One of the more unique aspects of the series was the use of animator Drew Christie’s images to move the story forward, a route Rofé wasn’t initially in favor of pursuing.
“[Producer] Mark Duplass suggested animation because we were wondering how we were going to represent all this stuff for which there are no photographs or archival footage of,” he said. “I didn’t jump at the idea because I hadn’t been a fan of animation in docs at that point and it just isn’t my thing. [The producers] told me to talk with Drew Christie because they’d worked with him before and said he was an amazing animator who lives in the Pacific Northwest and understands the look and feel of the region. I spoke to Drew and told him what David’s story was. Even though it’s a doc series, this story feels like more of a graphic novel. He went and did his own thing and about two weeks later he sent David animation that told the story from 1993. I’m telling you—I don’t even know if there was a frame change to the final show.”

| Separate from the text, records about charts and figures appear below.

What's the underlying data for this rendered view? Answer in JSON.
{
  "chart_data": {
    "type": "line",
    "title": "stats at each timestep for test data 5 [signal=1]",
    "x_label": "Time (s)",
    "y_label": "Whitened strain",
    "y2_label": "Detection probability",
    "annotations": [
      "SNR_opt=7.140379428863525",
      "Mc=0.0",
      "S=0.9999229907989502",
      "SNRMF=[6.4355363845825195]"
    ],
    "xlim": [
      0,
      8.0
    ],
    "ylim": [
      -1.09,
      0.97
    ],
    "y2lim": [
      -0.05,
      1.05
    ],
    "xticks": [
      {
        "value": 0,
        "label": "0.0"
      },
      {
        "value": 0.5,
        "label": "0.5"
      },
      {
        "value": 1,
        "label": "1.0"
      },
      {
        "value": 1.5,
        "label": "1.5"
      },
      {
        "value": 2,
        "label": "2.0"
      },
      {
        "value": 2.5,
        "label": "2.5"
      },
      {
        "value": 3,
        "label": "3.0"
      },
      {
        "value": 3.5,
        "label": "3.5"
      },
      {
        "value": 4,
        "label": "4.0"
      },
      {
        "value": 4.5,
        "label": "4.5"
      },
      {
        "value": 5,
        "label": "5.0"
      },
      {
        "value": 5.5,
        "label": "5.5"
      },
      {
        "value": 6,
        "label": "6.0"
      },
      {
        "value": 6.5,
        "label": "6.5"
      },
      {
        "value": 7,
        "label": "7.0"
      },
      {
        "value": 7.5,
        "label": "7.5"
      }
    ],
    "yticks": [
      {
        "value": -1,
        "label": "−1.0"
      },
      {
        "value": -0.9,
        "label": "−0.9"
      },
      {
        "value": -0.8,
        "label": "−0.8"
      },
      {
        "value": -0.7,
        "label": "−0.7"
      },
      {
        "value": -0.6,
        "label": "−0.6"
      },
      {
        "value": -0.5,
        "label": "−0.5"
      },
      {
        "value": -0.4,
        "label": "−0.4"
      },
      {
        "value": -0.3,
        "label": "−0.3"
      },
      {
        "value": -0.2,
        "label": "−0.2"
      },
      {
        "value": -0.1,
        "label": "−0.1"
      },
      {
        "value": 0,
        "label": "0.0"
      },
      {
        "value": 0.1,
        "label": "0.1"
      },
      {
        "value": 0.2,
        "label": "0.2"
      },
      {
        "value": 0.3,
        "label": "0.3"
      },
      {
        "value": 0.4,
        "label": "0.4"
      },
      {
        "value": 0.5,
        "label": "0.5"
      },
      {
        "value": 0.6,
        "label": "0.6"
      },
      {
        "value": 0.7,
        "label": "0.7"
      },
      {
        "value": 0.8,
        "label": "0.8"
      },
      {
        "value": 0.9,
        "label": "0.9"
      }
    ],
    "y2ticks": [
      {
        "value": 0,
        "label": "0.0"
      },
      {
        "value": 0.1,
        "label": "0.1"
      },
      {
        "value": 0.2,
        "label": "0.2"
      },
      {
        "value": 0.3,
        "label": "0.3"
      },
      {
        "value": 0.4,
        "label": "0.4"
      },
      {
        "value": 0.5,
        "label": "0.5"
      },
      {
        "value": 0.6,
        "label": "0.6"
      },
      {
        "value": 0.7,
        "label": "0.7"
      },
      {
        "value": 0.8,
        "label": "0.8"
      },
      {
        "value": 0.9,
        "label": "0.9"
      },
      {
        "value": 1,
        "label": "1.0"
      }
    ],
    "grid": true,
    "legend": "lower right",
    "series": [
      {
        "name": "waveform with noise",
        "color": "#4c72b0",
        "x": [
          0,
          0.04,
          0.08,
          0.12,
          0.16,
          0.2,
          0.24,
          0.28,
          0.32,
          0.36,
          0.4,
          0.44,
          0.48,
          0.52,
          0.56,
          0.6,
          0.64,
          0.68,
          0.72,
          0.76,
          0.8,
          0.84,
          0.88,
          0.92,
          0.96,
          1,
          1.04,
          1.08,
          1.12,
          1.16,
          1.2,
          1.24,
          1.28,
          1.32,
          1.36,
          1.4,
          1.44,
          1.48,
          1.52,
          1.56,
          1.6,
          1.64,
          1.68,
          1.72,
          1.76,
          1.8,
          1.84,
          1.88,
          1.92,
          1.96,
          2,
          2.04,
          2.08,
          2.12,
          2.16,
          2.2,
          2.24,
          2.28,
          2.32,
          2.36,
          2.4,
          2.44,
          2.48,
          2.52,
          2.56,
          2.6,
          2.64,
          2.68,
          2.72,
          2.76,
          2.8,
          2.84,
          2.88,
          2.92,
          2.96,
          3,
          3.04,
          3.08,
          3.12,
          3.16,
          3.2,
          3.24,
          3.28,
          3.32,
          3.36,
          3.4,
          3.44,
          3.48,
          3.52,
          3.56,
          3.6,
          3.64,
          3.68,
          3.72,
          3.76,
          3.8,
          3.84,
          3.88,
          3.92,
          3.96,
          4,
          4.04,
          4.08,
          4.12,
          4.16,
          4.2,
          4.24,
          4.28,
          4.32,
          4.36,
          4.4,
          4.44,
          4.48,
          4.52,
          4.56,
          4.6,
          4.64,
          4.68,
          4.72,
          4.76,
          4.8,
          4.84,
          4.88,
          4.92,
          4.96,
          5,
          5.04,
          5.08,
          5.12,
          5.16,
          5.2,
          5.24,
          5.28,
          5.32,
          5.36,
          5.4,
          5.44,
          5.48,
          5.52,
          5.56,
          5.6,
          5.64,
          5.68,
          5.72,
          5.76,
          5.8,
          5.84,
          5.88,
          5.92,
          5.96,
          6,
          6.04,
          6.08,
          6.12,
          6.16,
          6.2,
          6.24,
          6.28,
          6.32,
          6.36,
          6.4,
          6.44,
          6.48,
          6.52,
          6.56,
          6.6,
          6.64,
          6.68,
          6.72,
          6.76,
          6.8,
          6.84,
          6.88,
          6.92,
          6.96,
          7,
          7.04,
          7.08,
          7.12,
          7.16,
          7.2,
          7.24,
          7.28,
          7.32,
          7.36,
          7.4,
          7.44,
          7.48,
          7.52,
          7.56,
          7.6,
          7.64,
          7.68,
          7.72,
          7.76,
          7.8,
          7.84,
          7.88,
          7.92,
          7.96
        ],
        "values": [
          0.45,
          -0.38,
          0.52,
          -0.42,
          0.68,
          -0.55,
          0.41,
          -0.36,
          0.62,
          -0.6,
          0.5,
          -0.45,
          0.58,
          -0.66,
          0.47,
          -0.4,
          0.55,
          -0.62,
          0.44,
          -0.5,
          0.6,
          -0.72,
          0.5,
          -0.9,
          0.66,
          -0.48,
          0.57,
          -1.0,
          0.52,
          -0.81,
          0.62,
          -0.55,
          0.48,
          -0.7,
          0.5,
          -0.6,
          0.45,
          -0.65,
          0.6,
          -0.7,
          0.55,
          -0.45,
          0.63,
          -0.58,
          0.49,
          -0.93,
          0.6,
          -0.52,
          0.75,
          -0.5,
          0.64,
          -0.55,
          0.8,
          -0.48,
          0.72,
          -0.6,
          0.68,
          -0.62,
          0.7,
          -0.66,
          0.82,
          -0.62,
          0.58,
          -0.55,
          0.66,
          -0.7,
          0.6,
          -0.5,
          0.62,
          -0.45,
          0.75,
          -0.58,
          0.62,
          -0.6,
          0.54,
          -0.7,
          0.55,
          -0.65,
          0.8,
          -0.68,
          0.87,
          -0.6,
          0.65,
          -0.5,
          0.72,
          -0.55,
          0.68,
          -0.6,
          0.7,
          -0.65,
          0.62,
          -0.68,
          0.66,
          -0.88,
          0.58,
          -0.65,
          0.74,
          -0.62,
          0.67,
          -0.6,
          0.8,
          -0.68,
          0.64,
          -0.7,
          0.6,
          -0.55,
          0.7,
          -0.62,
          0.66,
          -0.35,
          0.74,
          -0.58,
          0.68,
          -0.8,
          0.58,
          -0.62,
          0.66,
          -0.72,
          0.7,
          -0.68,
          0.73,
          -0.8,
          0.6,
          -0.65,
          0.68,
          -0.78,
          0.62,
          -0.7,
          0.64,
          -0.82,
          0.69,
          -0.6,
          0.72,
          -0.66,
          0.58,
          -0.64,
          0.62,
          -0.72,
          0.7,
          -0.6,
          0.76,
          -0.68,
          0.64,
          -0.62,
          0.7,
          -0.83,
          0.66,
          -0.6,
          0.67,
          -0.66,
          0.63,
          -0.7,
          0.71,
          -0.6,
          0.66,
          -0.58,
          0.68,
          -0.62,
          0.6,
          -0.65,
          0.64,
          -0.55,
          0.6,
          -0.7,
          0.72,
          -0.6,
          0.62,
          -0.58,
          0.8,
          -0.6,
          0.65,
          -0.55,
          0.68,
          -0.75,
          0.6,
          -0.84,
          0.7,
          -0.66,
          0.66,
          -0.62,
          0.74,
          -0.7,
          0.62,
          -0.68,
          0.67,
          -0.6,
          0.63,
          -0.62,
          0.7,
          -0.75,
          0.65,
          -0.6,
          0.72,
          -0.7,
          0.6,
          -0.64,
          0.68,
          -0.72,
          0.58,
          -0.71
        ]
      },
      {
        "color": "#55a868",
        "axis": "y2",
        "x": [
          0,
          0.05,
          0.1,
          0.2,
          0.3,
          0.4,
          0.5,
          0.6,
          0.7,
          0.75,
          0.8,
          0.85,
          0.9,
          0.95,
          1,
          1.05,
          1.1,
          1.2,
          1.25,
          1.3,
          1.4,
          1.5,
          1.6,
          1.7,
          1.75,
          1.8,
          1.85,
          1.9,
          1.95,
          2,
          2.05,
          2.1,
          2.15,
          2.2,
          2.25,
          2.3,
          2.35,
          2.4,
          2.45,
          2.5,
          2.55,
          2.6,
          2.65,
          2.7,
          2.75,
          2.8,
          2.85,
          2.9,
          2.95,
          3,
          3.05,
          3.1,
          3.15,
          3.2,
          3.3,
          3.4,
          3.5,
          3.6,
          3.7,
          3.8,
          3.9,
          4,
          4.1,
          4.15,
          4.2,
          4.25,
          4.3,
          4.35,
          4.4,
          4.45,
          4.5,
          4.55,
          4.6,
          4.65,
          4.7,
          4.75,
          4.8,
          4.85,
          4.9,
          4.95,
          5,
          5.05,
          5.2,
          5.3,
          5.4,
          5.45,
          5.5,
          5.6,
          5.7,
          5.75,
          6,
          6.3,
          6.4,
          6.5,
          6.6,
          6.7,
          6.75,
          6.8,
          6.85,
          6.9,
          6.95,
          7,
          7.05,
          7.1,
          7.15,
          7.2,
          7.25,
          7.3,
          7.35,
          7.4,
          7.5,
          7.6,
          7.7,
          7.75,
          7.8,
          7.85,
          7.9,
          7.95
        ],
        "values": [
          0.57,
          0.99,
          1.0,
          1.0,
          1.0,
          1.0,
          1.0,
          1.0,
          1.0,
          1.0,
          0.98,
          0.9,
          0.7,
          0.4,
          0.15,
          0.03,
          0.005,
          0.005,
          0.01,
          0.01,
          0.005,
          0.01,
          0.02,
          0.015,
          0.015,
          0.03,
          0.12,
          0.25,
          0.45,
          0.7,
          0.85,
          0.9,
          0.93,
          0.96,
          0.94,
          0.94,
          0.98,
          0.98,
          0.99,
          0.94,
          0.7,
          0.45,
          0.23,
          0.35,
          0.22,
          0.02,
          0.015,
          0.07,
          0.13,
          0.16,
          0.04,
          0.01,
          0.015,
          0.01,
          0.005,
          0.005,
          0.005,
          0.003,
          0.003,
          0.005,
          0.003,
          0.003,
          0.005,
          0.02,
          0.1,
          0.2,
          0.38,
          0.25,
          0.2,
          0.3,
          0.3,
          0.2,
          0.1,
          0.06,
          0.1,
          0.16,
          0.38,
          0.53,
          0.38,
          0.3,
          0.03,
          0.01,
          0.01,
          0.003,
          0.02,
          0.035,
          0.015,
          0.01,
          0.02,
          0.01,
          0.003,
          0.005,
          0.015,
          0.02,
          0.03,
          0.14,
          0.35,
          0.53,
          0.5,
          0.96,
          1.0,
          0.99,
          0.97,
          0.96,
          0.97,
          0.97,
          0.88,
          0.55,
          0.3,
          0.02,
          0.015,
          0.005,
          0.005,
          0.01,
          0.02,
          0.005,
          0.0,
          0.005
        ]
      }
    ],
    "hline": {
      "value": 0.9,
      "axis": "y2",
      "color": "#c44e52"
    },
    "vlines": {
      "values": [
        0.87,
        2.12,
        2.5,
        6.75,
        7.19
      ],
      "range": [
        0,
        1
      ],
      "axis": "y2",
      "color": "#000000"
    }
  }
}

The twists and turns Holthouse’s investigation takes gives Sasquatch a duality that finds cryptozoology and the criminal underworld meeting at a true crime crossroads. The myths that inform both subcultures are a big part of Rofé’s takeaway in the aftermath of this project.
“I think folklore is something that needs to be taken seriously because if you start to dig into certain stories of lore, there is often something even deeper and darker that’s there if you’re willing to dig far enough,” he said.
Sasquatch is currently airing on Hulu.